Thanks Rohin! Your explanations (both in the comments and offline) were very helpful and clarified a lot of things for me. My current understanding as a result of our discussion is as follows.
AU is a function of the world state, but intends to capture some general measure of the agent’s influence over the environment that does not depend on the state representation.
Here is a hierarchy of objects, where each object is a function of the previous one: world states / microstates (e.g. quark configuration) → observations (e.g. pixels) → state representation / coarse-graining (which defines macrostates as equivalence classes over observations) → featurization (a coarse-graining that factorizes into features). The impact measure is defined over the macrostates.
Consider the set of all state representations that are consistent with the true reward function (i.e. if two microstates have different true rewards, then their state representation is different). The impact measure is representation-invariant if it has the same values for any state representation in this reward-compatible set. (Note that if representation invariance was defined over the set of all possible state representations, this set would include the most coarse-grained representation with all observations in one macrostate, which would imply that the impact measure is always 0.) Now consider the most coarse-grained representation R that is consistent with the true reward function.

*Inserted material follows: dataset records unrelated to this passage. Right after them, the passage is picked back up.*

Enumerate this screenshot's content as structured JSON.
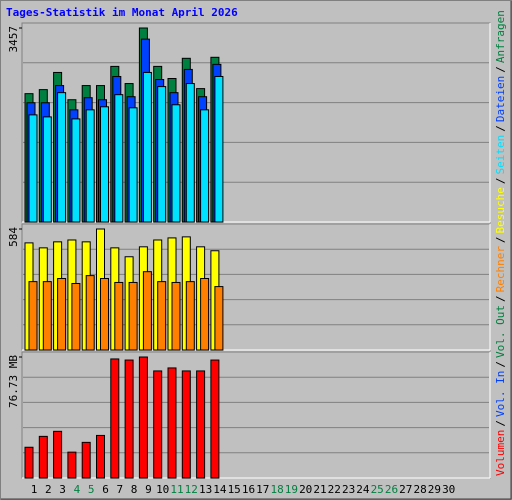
{
  "title": "Tages-Statistik im Monat April 2026",
  "legend_separator": "/",
  "chart_data": [
    {
      "type": "bar",
      "ylim": [
        0,
        3457
      ],
      "yticks": [
        3457
      ],
      "grid": true,
      "series": [
        {
          "name": "Anfragen",
          "color": "#008040",
          "values": [
            2287,
            2359,
            2665,
            2179,
            2431,
            2431,
            2773,
            2467,
            3457,
            2773,
            2557,
            2917,
            2377,
            2935,
            null,
            null,
            null,
            null,
            null,
            null,
            null,
            null,
            null,
            null,
            null,
            null,
            null,
            null,
            null,
            null
          ]
        },
        {
          "name": "Dateien",
          "color": "#0040FF",
          "values": [
            2125,
            2125,
            2431,
            1999,
            2215,
            2179,
            2593,
            2233,
            3259,
            2539,
            2305,
            2719,
            2233,
            2809,
            null,
            null,
            null,
            null,
            null,
            null,
            null,
            null,
            null,
            null,
            null,
            null,
            null,
            null,
            null,
            null
          ]
        },
        {
          "name": "Seiten",
          "color": "#00E0FF",
          "values": [
            1909,
            1873,
            2305,
            1837,
            1999,
            2053,
            2269,
            2035,
            2665,
            2413,
            2089,
            2467,
            1999,
            2593,
            null,
            null,
            null,
            null,
            null,
            null,
            null,
            null,
            null,
            null,
            null,
            null,
            null,
            null,
            null,
            null
          ]
        }
      ]
    },
    {
      "type": "bar",
      "ylim": [
        0,
        584
      ],
      "yticks": [
        584
      ],
      "grid": true,
      "series": [
        {
          "name": "Besuche",
          "color": "#FFFF00",
          "values": [
            517,
            493,
            522,
            531,
            522,
            584,
            493,
            450,
            498,
            531,
            541,
            546,
            498,
            479,
            null,
            null,
            null,
            null,
            null,
            null,
            null,
            null,
            null,
            null,
            null,
            null,
            null,
            null,
            null,
            null
          ]
        },
        {
          "name": "Rechner",
          "color": "#FF8000",
          "values": [
            330,
            330,
            345,
            321,
            359,
            345,
            326,
            326,
            378,
            330,
            326,
            330,
            345,
            306,
            null,
            null,
            null,
            null,
            null,
            null,
            null,
            null,
            null,
            null,
            null,
            null,
            null,
            null,
            null,
            null
          ]
        }
      ]
    },
    {
      "type": "bar",
      "ylim": [
        0,
        76.73
      ],
      "yticks": [
        {
          "value": 76.73,
          "label": "76.73 MB"
        }
      ],
      "grid": true,
      "categories": [
        "1",
        "2",
        "3",
        "4",
        "5",
        "6",
        "7",
        "8",
        "9",
        "10",
        "11",
        "12",
        "13",
        "14",
        "15",
        "16",
        "17",
        "18",
        "19",
        "20",
        "21",
        "22",
        "23",
        "24",
        "25",
        "26",
        "27",
        "28",
        "29",
        "30"
      ],
      "category_colors": [
        "#000000",
        "#000000",
        "#000000",
        "#008040",
        "#008040",
        "#000000",
        "#000000",
        "#000000",
        "#000000",
        "#000000",
        "#008040",
        "#008040",
        "#000000",
        "#000000",
        "#000000",
        "#000000",
        "#000000",
        "#008040",
        "#008040",
        "#000000",
        "#000000",
        "#000000",
        "#000000",
        "#000000",
        "#008040",
        "#008040",
        "#000000",
        "#000000",
        "#000000",
        "#000000"
      ],
      "series": [
        {
          "name": "Volumen",
          "color": "#FF0000",
          "values": [
            19.5,
            26.4,
            29.6,
            16.4,
            22.6,
            27.0,
            75.5,
            74.8,
            76.73,
            67.9,
            69.8,
            67.9,
            67.9,
            74.8,
            null,
            null,
            null,
            null,
            null,
            null,
            null,
            null,
            null,
            null,
            null,
            null,
            null,
            null,
            null,
            null
          ]
        },
        {
          "name": "Vol. In",
          "color": "#0040FF",
          "values": [
            null,
            null,
            null,
            null,
            null,
            null,
            null,
            null,
            null,
            null,
            null,
            null,
            null,
            null,
            null,
            null,
            null,
            null,
            null,
            null,
            null,
            null,
            null,
            null,
            null,
            null,
            null,
            null,
            null,
            null
          ]
        },
        {
          "name": "Vol. Out",
          "color": "#008040",
          "values": [
            null,
            null,
            null,
            null,
            null,
            null,
            null,
            null,
            null,
            null,
            null,
            null,
            null,
            null,
            null,
            null,
            null,
            null,
            null,
            null,
            null,
            null,
            null,
            null,
            null,
            null,
            null,
            null,
            null,
            null
          ]
        }
      ]
    }
  ]
}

An AU measure defined over R would remain the same for a finer-grained representation. For example, if the attainable set contains a reward function that rewards having a vase in the room, and the representation is refined to distinguish green and blue vases, then macrostates with different-colored vases would receive the same reward. Thus, this measure would be representation-invariant. However, for an AU measure defined over a finer-grained representation (e.g. distinguishing blue and green vases), a random reward function in the attainable set could assign a different reward to macrostates with blue and green vases, and the resulting measure would be different from the measure defined over R.
An RR measure that only uses reachability functions of single macrostates is not representation-invariant, because the observations included in each macrostate depend on the coarse-graining. However, if we allow the RR measure to use reachability functions of sets of macrostates, then it would be representation-invariant if it is defined over R. Then a function that rewards reaching a macrostate with a vase can be defined in a finer-grained representation by rewarding macrostates with green or blue vases. Thus, both AU and this version of RR are representation-invariant iff they are defined over the most coarse-grained representation consistent with the true reward.
Thanks Rohin! Your explanations (both in the comments and offline) were very helpful and clarified a lot of things for me. My current understanding as a result of our discussion is as follows.
AU is a function of the world state, but intends to capture some general measure of the agent’s influence over the environment that does not depend on the state representation.
Here is a hierarchy of objects, where each object is a function of the previous one: world states / microstates (e.g. quark configuration) → observations (e.g. pixels) → state representation / coarse-graining (which defines macrostates as equivalence classes over observations) → featurization (a coarse-graining that factorizes into features). The impact measure is defined over the macrostates.
Consider the set of all state representations that are consistent with the true reward function (i.e. if two microstates have different true rewards, then their state representation is different). The impact measure is representation-invariant if it has the same values for any state representation in this reward-compatible set. (Note that if representation invariance was defined over the set of all possible state representations, this set would include the most coarse-grained representation with all observations in one macrostate, which would imply that the impact measure is always 0.) Now consider the most coarse-grained representation R that is consistent with the true reward function.
An AU measure defined over R would remain the same for a finer-grained representation. For example, if the attainable set contains a reward function that rewards having a vase in the room, and the representation is refined to distinguish green and blue vases, then macrostates with different-colored vases would receive the same reward. Thus, this measure would be representation-invariant. However, for an AU measure defined over a finer-grained representation (e.g. distinguishing blue and green vases), a random reward function in the attainable set could assign a different reward to macrostates with blue and green vases, and the resulting measure would be different from the measure defined over R.
An RR measure that only uses reachability functions of single macrostates is not representation-invariant, because the observations included in each macrostate depend on the coarse-graining. However, if we allow the RR measure to use reachability functions of sets of macrostates, then it would be representation-invariant if it is defined over R. Then a function that rewards reaching a macrostate with a vase can be defined in a finer-grained representation by rewarding macrostates with green or blue vases. Thus, both AU and this version of RR are representation-invariant iff they are defined over the most coarse-grained representation consistent with the true reward.